The objective of this study is to determine if the use of dehydrated human amnion/chorion membrane (dHACM) allograft wrapped around the NVB during a robotic-assisted radical prostatectomy (RARP) accelerates the return to potency. 940 patients with preoperative SHIM >20 underwent RARP with some degree of bilateral NS. Of these, 235 patients underwent RARP, with bilateral placement of dHACM graft around the NVBs. They were matched in a 1:3 proportion with a similar group of patients (n = 705) who did not receive the allograft (control group or group 2). Minimum follow-up was 12 months. Postoperative outcomes were analyzed between propensity-matched dHACM graft (group 1) and non-graft groups (group 2). Kaplan-Meier survival curves were compared across techniques using the log-rank test. There were no significant demographic differences between the two groups. Potency was defined as the ability to achieve and maintain satisfactory erections firm enough for sexual intercourse, with or without the use of PDE-5 inhibitors. The mean time to potency was significantly lower in group 1 (2.37 months) versus group 2 (3.94 months) (p < 0.0001). The potency recovery rates were superior for group 1 at all early time points measured except at 12 months. The time to potency was significantly shorter in the dHACM group with full NS, 2.19 ± 1.84 versus 2.78 ± 2.70 mo. in the non-dHACM with full NS (p = 0.029). In the dHACM group with partial NS, the mean time to potency was 3.05 ± 2.32 versus 3.92 ± 3.42 mo. in the non-dHACM with partial NS (p = 0.021). Patients who received the dHACM wrap around the NVB after RARP accelerates the return to potency when compared to a similar control group without the use of the allograft. We also demonstrated that this faster return to potency occurs regardless of the degree of the NS preservation. Younger patients (<55 years of age) had the highest overall advantage if they received the graft. Our results indicate that dHACM placement at the site of the prostatic NVB does not increase the risk of BCR after RARP, neither in the presence of PSM, extra-prostatic disease (≥pT3) nor high Gleason score (Gleason ≥8).

摘要

本研究的目的是确定在机器人辅助根治性前列腺切除术(RARP)期间,使用包裹在神经血管束(NVB)周围的脱水人羊膜/绒毛膜同种异体移植物(dHACM)是否能加速性功能的恢复。

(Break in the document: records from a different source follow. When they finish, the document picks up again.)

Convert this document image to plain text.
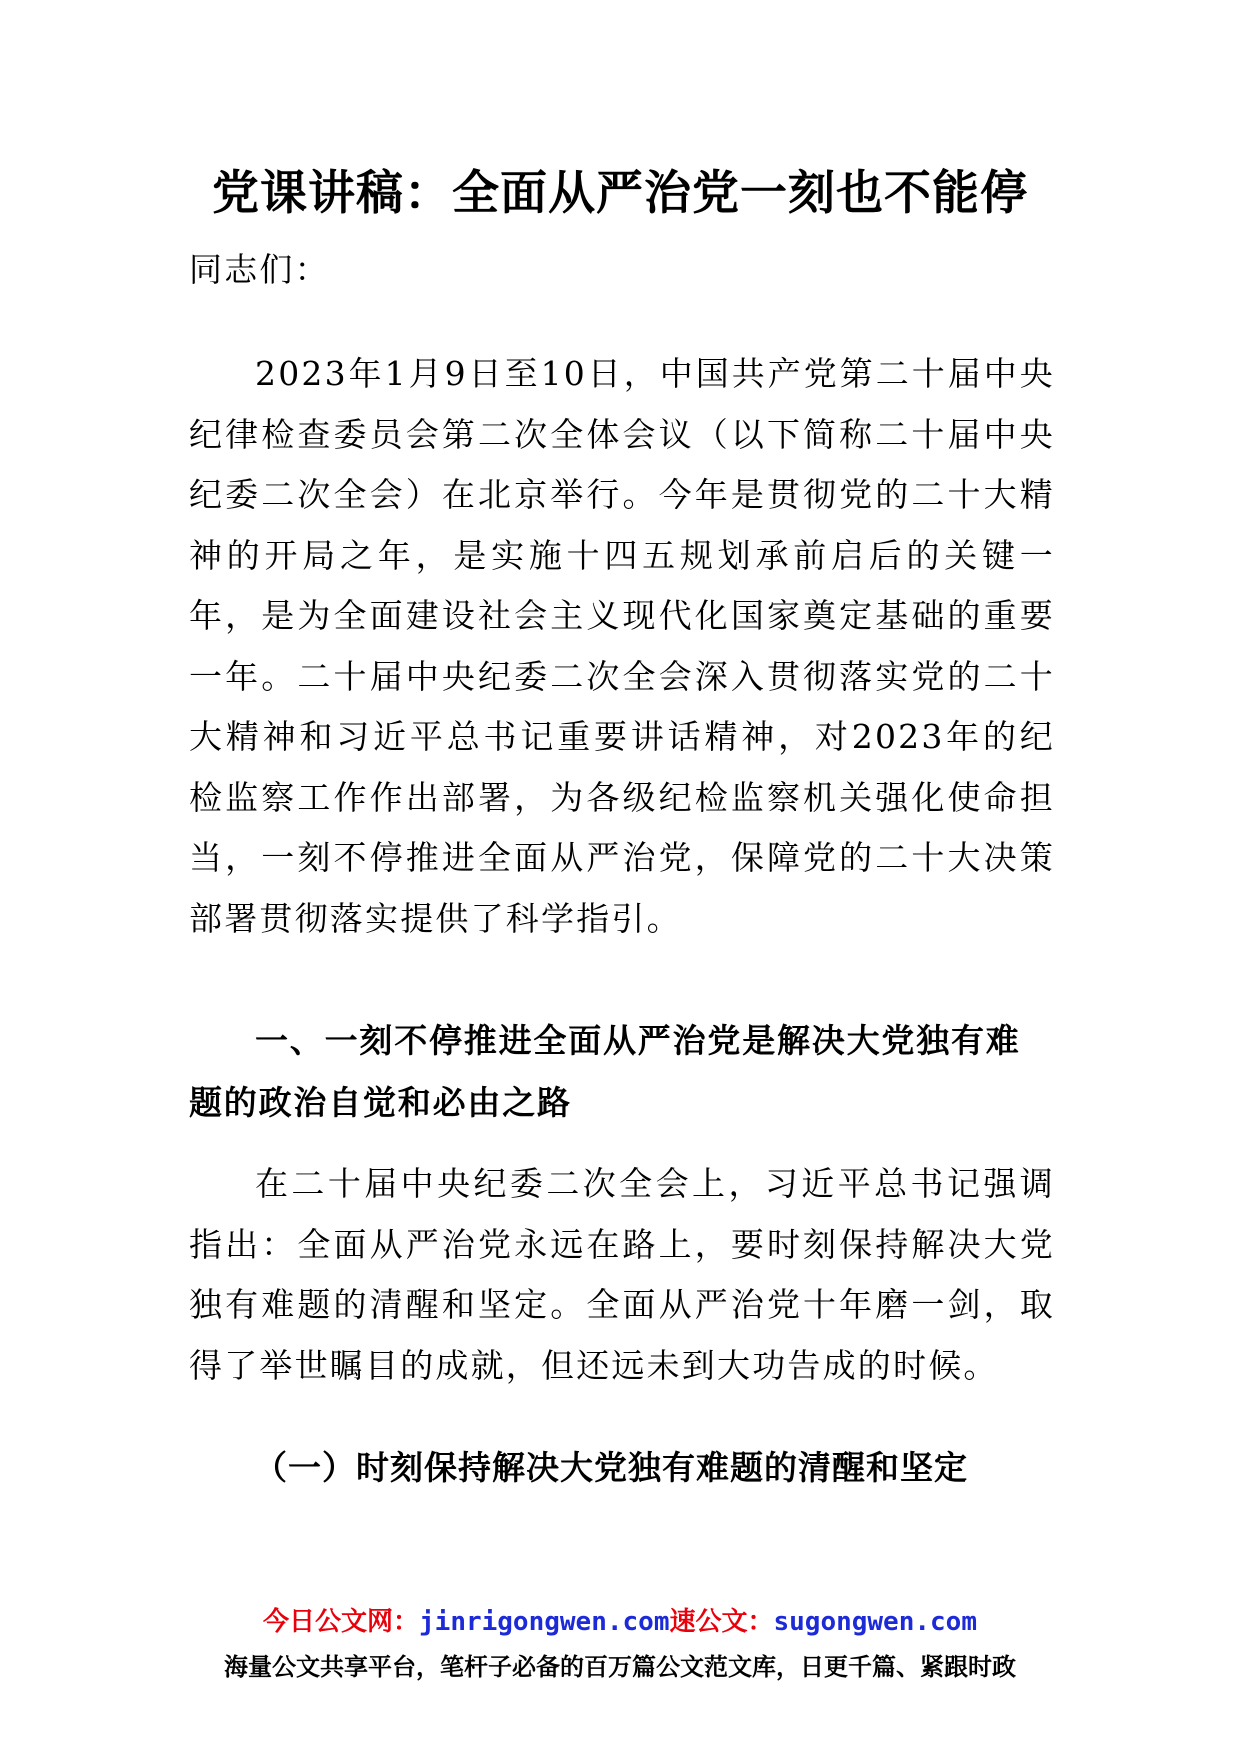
党课讲稿：全面从严治党一刻也不能停
同志们：
2023年1月9日至10日，中国共产党第二十届中央纪律检查委员会第二次全体会议（以下简称二十届中央纪委二次全会）在北京举行。今年是贯彻党的二十大精神的开局之年，是实施十四五规划承前启后的关键一年，是为全面建设社会主义现代化国家奠定基础的重要一年。二十届中央纪委二次全会深入贯彻落实党的二十大精神和习近平总书记重要讲话精神，对2023年的纪检监察工作作出部署，为各级纪检监察机关强化使命担当，一刻不停推进全面从严治党，保障党的二十大决策部署贯彻落实提供了科学指引。
一、一刻不停推进全面从严治党是解决大党独有难题的政治自觉和必由之路
在二十届中央纪委二次全会上，习近平总书记强调指出：全面从严治党永远在路上，要时刻保持解决大党独有难题的清醒和坚定。全面从严治党十年磨一剑，取得了举世瞩目的成就，但还远未到大功告成的时候。
（一）时刻保持解决大党独有难题的清醒和坚定
今日公文网：jinrigongwen.com速公文：sugongwen.com
海量公文共享平台，笔杆子必备的百万篇公文范文库，日更千篇、紧跟时政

940例术前性功能国际指数(SHIM)>20且存在一定程度双侧神经保留(NS)的患者接受了RARP。其中,235例患者在RARP时双侧在NVB周围放置了dHACM移植物。他们与未接受同种异体移植物的相似患者组(n = 705)按1:3的比例进行匹配(对照组或第2组)。最短随访时间为12个月。对倾向评分匹配的dHACM移植物组(第1组)和非移植物组(第2组)的术后结果进行分析。使用对数秩检验比较不同技术的Kaplan-Meier生存曲线。两组之间在人口统计学上无显著差异。性功能被定义为能够实现并维持足以进行性交的满意勃起,无论是否使用磷酸二酯酶5(PDE-5)抑制剂。第1组达到性功能恢复的平均时间(2.37个月)显著低于第2组(3.94个月)(p < 0.0001)。在除12个月外的所有早期测量时间点,第1组的性功能恢复率均更高。在完全性神经保留的情况下,dHACM组达到性功能恢复的时间显著更短,分别为2.19±1.84个月和2.78±2.70个月(p = 0.029)。在部分性神经保留的dHACM组中,达到性功能恢复的平均时间为3.05±2.32个月,而在部分性神经保留的非dHACM组中为3.92±3.42个月(p = 0.021)。与未使用同种异体移植物的相似对照组相比,RARP后接受NVB周围dHACM包裹的患者性功能恢复更快。我们还证明,无论神经保留的程度如何,这种更快的性功能恢复都会发生。年龄较轻(<55岁)的患者如果接受移植物,总体优势最大。我们的结果表明,在RARP后将dHACM放置在前列腺NVB部位不会增加生化复发(BCR)的风险,无论是否存在手术切缘阳性(PSM)、前列腺外疾病(≥pT3)或高Gleason评分(Gleason≥8)。